TETO: Tracking Events with Teacher Observation for Motion Estimation and Frame Interpolation
This addresses the sim-to-real gap in event camera motion estimation for robotics and vision applications, offering a more data-efficient solution.
The paper tackles the problem of event-based motion estimation, which suffers from a sim-to-real gap due to reliance on synthetic data, by proposing TETO, a teacher-student framework that learns from only ~25 minutes of unannotated real-world recordings and achieves state-of-the-art point tracking on EVIMO2 and optical flow on DSEC with orders of magnitude less training data.
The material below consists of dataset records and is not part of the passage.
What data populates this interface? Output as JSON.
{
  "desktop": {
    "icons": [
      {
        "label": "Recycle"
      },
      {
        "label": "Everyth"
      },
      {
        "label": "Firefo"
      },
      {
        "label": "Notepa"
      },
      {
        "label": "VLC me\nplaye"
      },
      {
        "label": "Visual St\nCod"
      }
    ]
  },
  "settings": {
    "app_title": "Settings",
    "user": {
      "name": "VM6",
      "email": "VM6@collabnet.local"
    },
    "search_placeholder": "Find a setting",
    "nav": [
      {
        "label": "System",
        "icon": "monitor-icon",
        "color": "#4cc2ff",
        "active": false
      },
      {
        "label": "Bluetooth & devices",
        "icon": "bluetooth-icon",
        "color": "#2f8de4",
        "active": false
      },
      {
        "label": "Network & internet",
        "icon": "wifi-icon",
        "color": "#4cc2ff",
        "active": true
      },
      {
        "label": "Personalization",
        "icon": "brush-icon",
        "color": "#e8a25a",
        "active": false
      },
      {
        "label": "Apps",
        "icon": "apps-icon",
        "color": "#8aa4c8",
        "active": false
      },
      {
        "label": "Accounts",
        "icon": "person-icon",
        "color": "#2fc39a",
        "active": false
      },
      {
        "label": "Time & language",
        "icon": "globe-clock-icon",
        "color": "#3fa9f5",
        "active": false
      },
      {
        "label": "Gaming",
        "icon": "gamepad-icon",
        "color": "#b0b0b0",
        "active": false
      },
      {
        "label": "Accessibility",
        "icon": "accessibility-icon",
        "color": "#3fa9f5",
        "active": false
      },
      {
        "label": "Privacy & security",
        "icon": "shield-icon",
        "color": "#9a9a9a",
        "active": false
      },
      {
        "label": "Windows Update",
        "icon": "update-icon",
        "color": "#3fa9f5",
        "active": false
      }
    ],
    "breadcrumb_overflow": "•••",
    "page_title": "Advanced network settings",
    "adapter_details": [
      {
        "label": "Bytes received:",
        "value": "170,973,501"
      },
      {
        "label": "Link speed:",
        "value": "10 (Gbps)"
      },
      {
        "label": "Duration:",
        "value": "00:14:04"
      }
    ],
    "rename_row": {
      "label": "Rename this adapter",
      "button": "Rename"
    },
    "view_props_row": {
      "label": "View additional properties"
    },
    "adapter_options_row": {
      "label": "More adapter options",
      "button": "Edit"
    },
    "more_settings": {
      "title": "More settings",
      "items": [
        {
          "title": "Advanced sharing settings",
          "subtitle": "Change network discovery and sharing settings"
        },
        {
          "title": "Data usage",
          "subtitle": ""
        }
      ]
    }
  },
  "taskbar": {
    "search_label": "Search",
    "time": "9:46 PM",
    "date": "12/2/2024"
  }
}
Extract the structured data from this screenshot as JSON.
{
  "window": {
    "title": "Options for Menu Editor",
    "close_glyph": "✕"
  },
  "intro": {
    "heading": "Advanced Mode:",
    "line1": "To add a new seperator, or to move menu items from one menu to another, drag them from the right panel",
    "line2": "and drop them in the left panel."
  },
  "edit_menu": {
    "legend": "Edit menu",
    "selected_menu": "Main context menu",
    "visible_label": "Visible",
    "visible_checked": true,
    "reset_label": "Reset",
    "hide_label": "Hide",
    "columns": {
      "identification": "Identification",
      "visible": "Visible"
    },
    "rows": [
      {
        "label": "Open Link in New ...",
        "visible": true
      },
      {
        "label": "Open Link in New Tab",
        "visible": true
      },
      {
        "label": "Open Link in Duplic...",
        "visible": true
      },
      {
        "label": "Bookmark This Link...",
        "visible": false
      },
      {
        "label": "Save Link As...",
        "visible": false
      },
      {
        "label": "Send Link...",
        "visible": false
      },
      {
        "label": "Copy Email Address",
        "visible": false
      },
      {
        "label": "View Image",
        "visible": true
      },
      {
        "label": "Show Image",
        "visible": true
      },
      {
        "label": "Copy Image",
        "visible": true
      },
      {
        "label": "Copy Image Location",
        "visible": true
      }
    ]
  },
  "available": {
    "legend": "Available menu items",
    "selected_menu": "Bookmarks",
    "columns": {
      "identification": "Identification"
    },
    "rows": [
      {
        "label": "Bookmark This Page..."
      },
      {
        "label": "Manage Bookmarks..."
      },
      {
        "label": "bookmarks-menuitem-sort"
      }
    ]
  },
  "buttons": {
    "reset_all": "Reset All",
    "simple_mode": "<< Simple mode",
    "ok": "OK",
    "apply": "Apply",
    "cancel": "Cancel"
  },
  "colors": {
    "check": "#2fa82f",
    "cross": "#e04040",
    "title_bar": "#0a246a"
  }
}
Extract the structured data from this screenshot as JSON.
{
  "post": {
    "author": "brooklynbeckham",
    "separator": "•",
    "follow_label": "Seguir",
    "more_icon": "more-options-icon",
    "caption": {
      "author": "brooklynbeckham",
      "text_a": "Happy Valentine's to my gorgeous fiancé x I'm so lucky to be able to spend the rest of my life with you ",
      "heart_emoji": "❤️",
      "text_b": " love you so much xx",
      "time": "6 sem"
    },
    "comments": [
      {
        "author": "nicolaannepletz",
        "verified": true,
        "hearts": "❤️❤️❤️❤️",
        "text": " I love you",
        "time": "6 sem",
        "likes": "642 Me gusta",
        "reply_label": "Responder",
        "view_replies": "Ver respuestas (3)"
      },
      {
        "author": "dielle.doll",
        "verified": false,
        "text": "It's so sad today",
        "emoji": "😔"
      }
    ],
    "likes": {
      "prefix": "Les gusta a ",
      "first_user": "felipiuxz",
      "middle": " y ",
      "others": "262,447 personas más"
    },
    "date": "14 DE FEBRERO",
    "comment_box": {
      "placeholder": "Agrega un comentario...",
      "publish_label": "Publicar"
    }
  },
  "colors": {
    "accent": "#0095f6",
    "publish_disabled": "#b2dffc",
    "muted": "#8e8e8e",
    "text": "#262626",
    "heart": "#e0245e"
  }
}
Event cameras capture per-pixel brightness changes with microsecond resolution, offering continuous motion information lost between RGB frames. However, existing event-based motion estimators depend on large-scale synthetic data that often suffers from a significant sim-to-real gap. We propose TETO (Tracking Events with Teacher Observation), a teacher-student framework that learns event motion estimation from only $\sim$25 minutes of unannotated real-world recordings through knowledge distillation from a pretrained RGB tracker. Our motion-aware data curation and query sampling strategy maximizes learning from limited data by disentangling object motion from dominant ego-motion. The resulting estimator jointly predicts point trajectories and dense optical flow, which we leverage as explicit motion priors to condition a pretrained video diffusion transformer for frame interpolation. We achieve state-of-the-art point tracking on EVIMO2 and optical flow on DSEC using orders of magnitude less training data, and demonstrate that accurate motion estimation translates directly to superior frame interpolation quality on BS-ERGB and HQ-EVFI.